Eating well can be tough, but it can be even more of a challenge if we don’t have access to fridges or microwaves whilst we’re working.  

Without resources to keep our food at the correct temperatures, there is a risk with certain dishes, so our list of available options is smaller, but with enough planning we can still hit our nutrition targets.

First of all, it’s worth investing in some ice packs/insulated lunch boxes.  Insulated flasks or containers are also useful to have in the cupboard.  Most will keep cold things cold, and hot things, hot, for a certain period of time.  Usually plenty long enough to leave your lunch unspoiled. 

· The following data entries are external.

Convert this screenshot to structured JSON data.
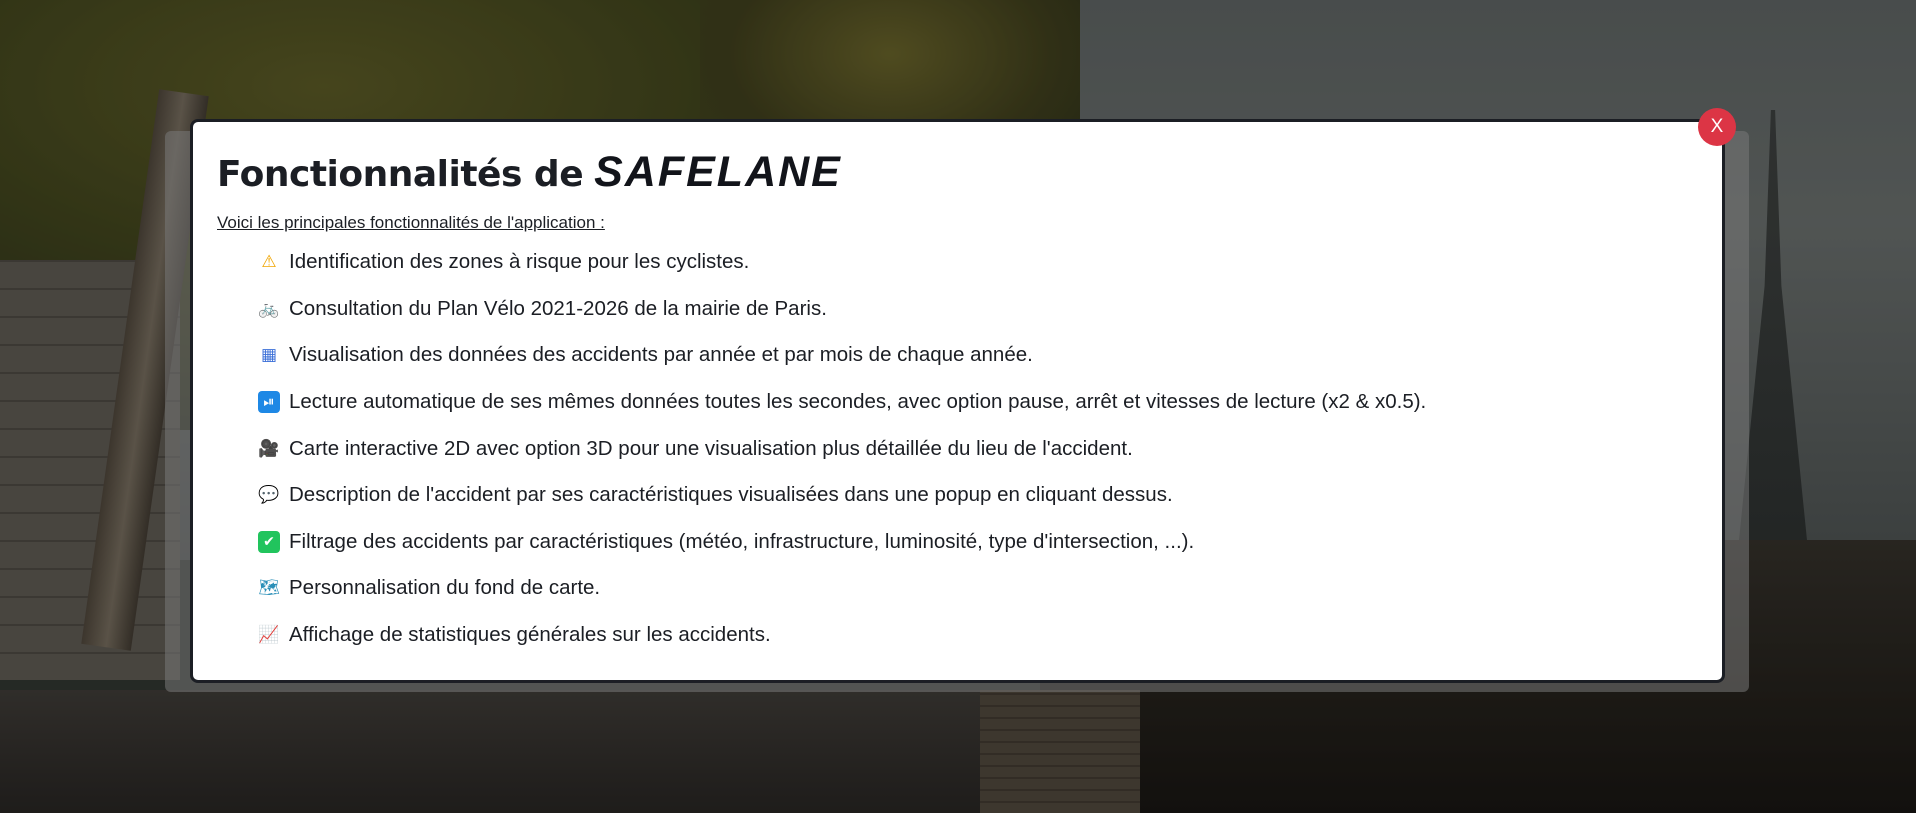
{
  "modal": {
    "title_prefix": "Fonctionnalités de",
    "brand": "SAFELANE",
    "intro": "Voici les principales fonctionnalités de l'application :",
    "close_label": "X",
    "features": [
      {
        "icon": "warning-icon",
        "glyph": "⚠",
        "color": "#f0a500",
        "text": "Identification des zones à risque pour les cyclistes."
      },
      {
        "icon": "bicycle-icon",
        "glyph": "🚲",
        "color": "#d94a6a",
        "text": "Consultation du Plan Vélo 2021-2026 de la mairie de Paris."
      },
      {
        "icon": "calendar-icon",
        "glyph": "▦",
        "color": "#3b6fd8",
        "text": "Visualisation des données des accidents par année et par mois de chaque année."
      },
      {
        "icon": "play-pause-icon",
        "glyph": "⏯",
        "color": "#1e88e5",
        "text": "Lecture automatique de ses mêmes données toutes les secondes, avec option pause, arrêt et vitesses de lecture (x2 & x0.5)."
      },
      {
        "icon": "movie-camera-icon",
        "glyph": "🎥",
        "color": "#5a4a8a",
        "text": "Carte interactive 2D avec option 3D pour une visualisation plus détaillée du lieu de l'accident."
      },
      {
        "icon": "speech-bubble-icon",
        "glyph": "💬",
        "color": "#9aa0a6",
        "text": "Description de l'accident par ses caractéristiques visualisées dans une popup en cliquant dessus."
      },
      {
        "icon": "check-box-icon",
        "glyph": "✔",
        "color": "#21c45d",
        "text": "Filtrage des accidents par caractéristiques (météo, infrastructure, luminosité, type d'intersection, ...)."
      },
      {
        "icon": "map-icon",
        "glyph": "🗺",
        "color": "#2a8fb8",
        "text": "Personnalisation du fond de carte."
      },
      {
        "icon": "chart-increasing-icon",
        "glyph": "📈",
        "color": "#e0457b",
        "text": "Affichage de statistiques générales sur les accidents."
      }
    ]
  }
}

Soups or Broths in a Flask/Insulated Container

The world really is your oyster here, whatever your favourite soup or broth is, heat it up before you leave for work.  Fill the flask/container with hot water to pre-heat.  Empty the flask/container and then pour your soup/broth in.  Keep sealed until you are ready to eat.

Veggie Bowls

Grill some of your favourite root vegetables like sweet potatoes, carrots or beets and store in a tub in your fridge.  Grab a tub for your lunch, add in a selection of mixed beans, chickpeas or pre-cooked rice.  You can chop tomatoes, peppers or cucumber to add to the mix and then add your pre-cooked roots.  Add dressings/seasonings to suit.  Keep sealed and then pack into your lunch bag with some ice packs until you’re ready to eat. 


Start with meat free sandwiches and wraps and see how long they stay cool for when you pack with ice. Try a wrap with hummus and grilled peppers. 


One of our favourite dishes here at InstructorLive is chickpea pittas with yoghurt!  But you may want to grab a tub of yoghurt whilst you’re out, depending on how cool your lunch bag stays.  

Drain a can of chickpeas and add a tsp of paprika, cumin and half a tsp of oregano.  Pop the mix on a baking tray and cook until crisp.  Allow to cool and then store in the fridge until you are ready to use.  

Chop up a selection of veggies, peppers, onions, cucumber – whatever you have in the fridge.  

When you’re heading to work, pop your chickpeas into a tub and a selection of your veggies.  Grab some pittas to take with you too.  

At lunch, fill your pittas with the chickpea mix and veggies.  Scoop in some greek yoghurt and enjoy!  

When trying to eat well with limited resources it can be more of a challenge, but invest in insulated lunch products and stick with foods that can be eaten cooled.  Meat and dairy free are usually better options, until you figure out how long your ice packs or insulation can keep the food at a safe temperature.